完全图的剖分图的线图的谱(英文)

The Spectrum of the Line Graph of the Subdivision Graph of the Complete Graph

如果一个图G的邻接矩阵A(G)的特征多项式的所有特征值全为整数,则称图G是整的。设图L2(Kp)=L(S(Kp))是完全图Kp的剖分图S(Kp)的线图。在这篇文章里,我们利用图的理论给出了S(Kp)和L2(Kp)的特征多项式及其谱。对于图L2(Kp)。得到了其补图、线图、线图的补图及补图的线图的特征多项式。也证明了这些图都是整图。这些整图的发现是对整图的研究的一个新贡献。

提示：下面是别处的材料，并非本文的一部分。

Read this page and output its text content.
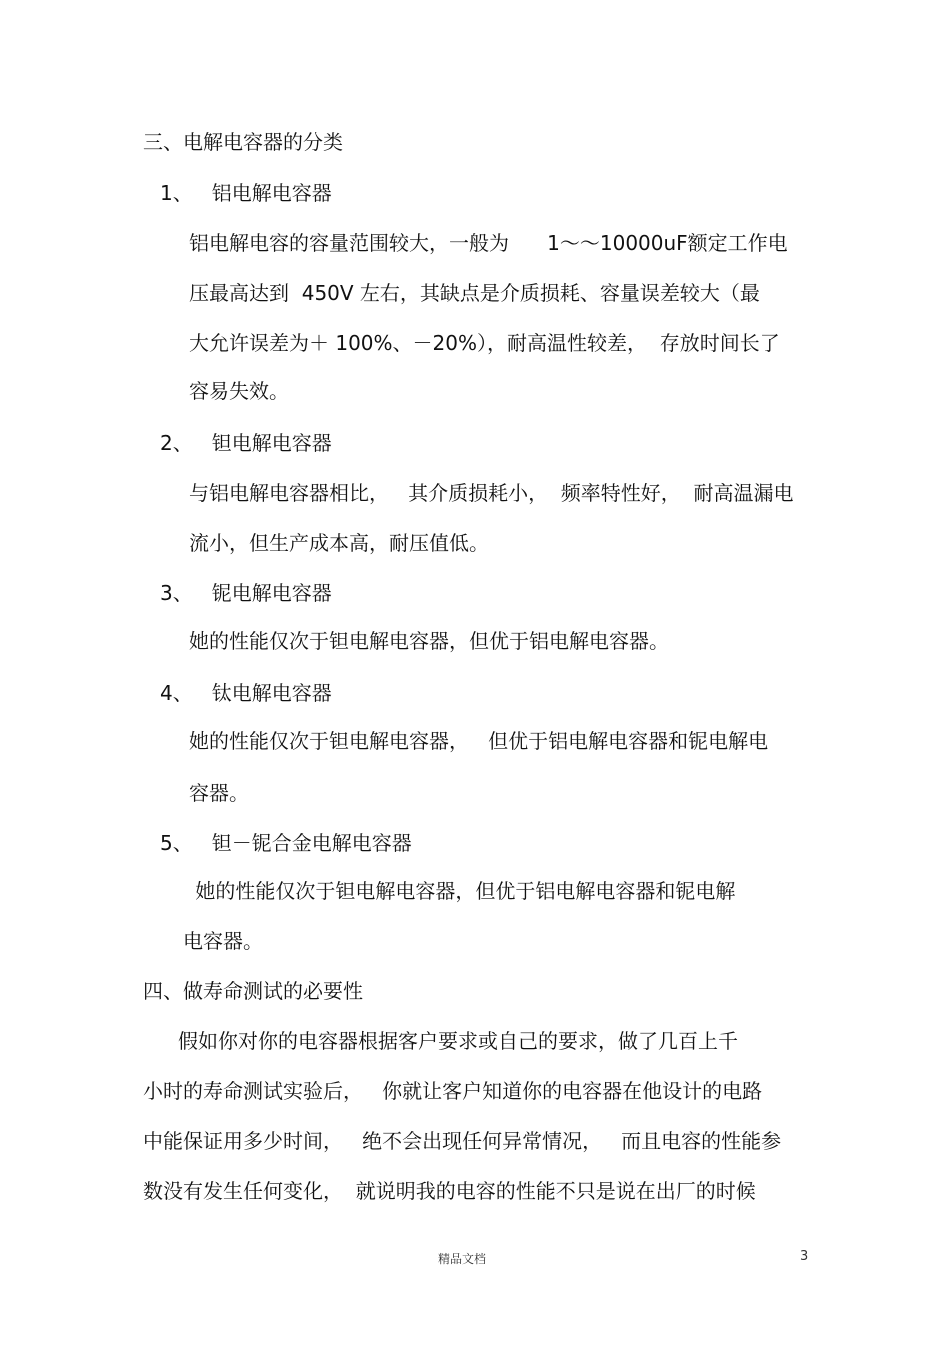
三、电解电容器的分类
1、   铝电解电容器
铝电解电容的容量范围较大，一般为      1～～10000uF额定工作电
压最高达到  450V 左右，其缺点是介质损耗、容量误差较大（最
大允许误差为＋ 100%、－20%），耐高温性较差，  存放时间长了
容易失效。
2、   钽电解电容器
与铝电解电容器相比，   其介质损耗小，  频率特性好，  耐高温漏电
流小，但生产成本高，耐压值低。
3、   铌电解电容器
她的性能仅次于钽电解电容器，但优于铝电解电容器。
4、   钛电解电容器
她的性能仅次于钽电解电容器，   但优于铝电解电容器和铌电解电
容器。
5、   钽－铌合金电解电容器
她的性能仅次于钽电解电容器，但优于铝电解电容器和铌电解
电容器。
四、做寿命测试的必要性
假如你对你的电容器根据客户要求或自己的要求，做了几百上千
小时的寿命测试实验后，   你就让客户知道你的电容器在他设计的电路
中能保证用多少时间，   绝不会出现任何异常情况，   而且电容的性能参
数没有发生任何变化，  就说明我的电容的性能不只是说在出厂的时候
精品文档	3
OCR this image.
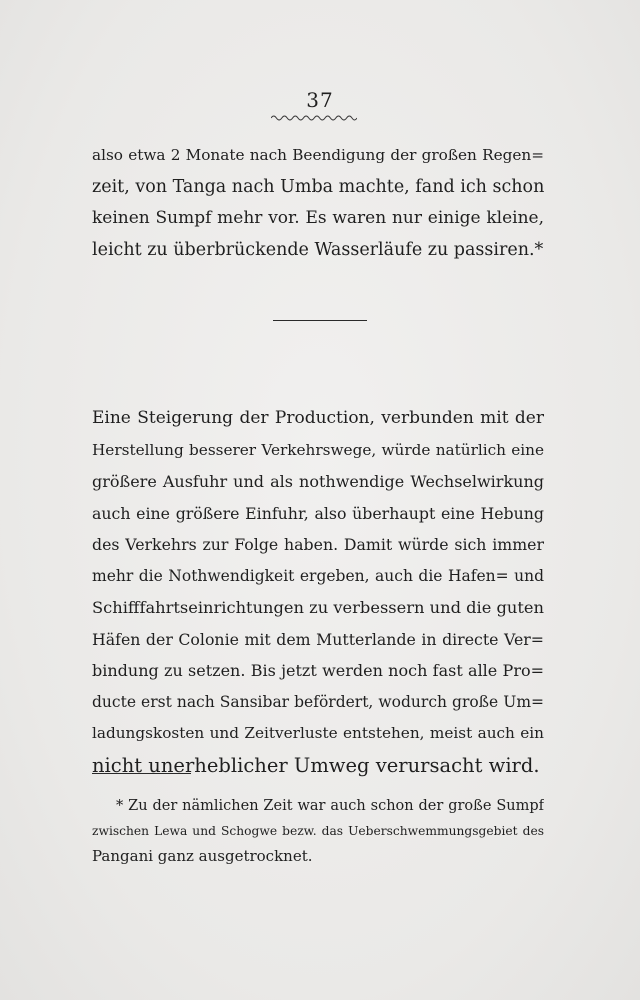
37
also etwa 2 Monate nach Beendigung der großen Regen=
zeit, von Tanga nach Umba machte, fand ich schon
keinen Sumpf mehr vor. Es waren nur einige kleine,
leicht zu überbrückende Wasserläufe zu passiren.*
Eine Steigerung der Production, verbunden mit der
Herstellung besserer Verkehrswege, würde natürlich eine
größere Ausfuhr und als nothwendige Wechselwirkung
auch eine größere Einfuhr, also überhaupt eine Hebung
des Verkehrs zur Folge haben. Damit würde sich immer
mehr die Nothwendigkeit ergeben, auch die Hafen= und
Schifffahrtseinrichtungen zu verbessern und die guten
Häfen der Colonie mit dem Mutterlande in directe Ver=
bindung zu setzen. Bis jetzt werden noch fast alle Pro=
ducte erst nach Sansibar befördert, wodurch große Um=
ladungskosten und Zeitverluste entstehen, meist auch ein
nicht unerheblicher Umweg verursacht wird.
* Zu der nämlichen Zeit war auch schon der große Sumpf
zwischen Lewa und Schogwe bezw. das Ueberschwemmungsgebiet des
Pangani ganz ausgetrocknet.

A graph G is called integral if all eigenvalues of the adjacency matrix A（a）of G are integers. Let L2（Kp）=L（S（Kp））be the line graph of the subdivision graph S（Kp） of the complete graph Kp. In this paper, we shall give the spectra and characteristic polynomials of S（Kp） and L2（Kp）from the theory on graphs. For the graph L2（Kp）,we derive the characteristic polynomials for its complement graph, its line graph, the complement graph of its line graph and the line graph of its complement graph.We also prove these graphs are integral graphs.The discovery of these integral graphs is a new contribution to the research of integral graphs.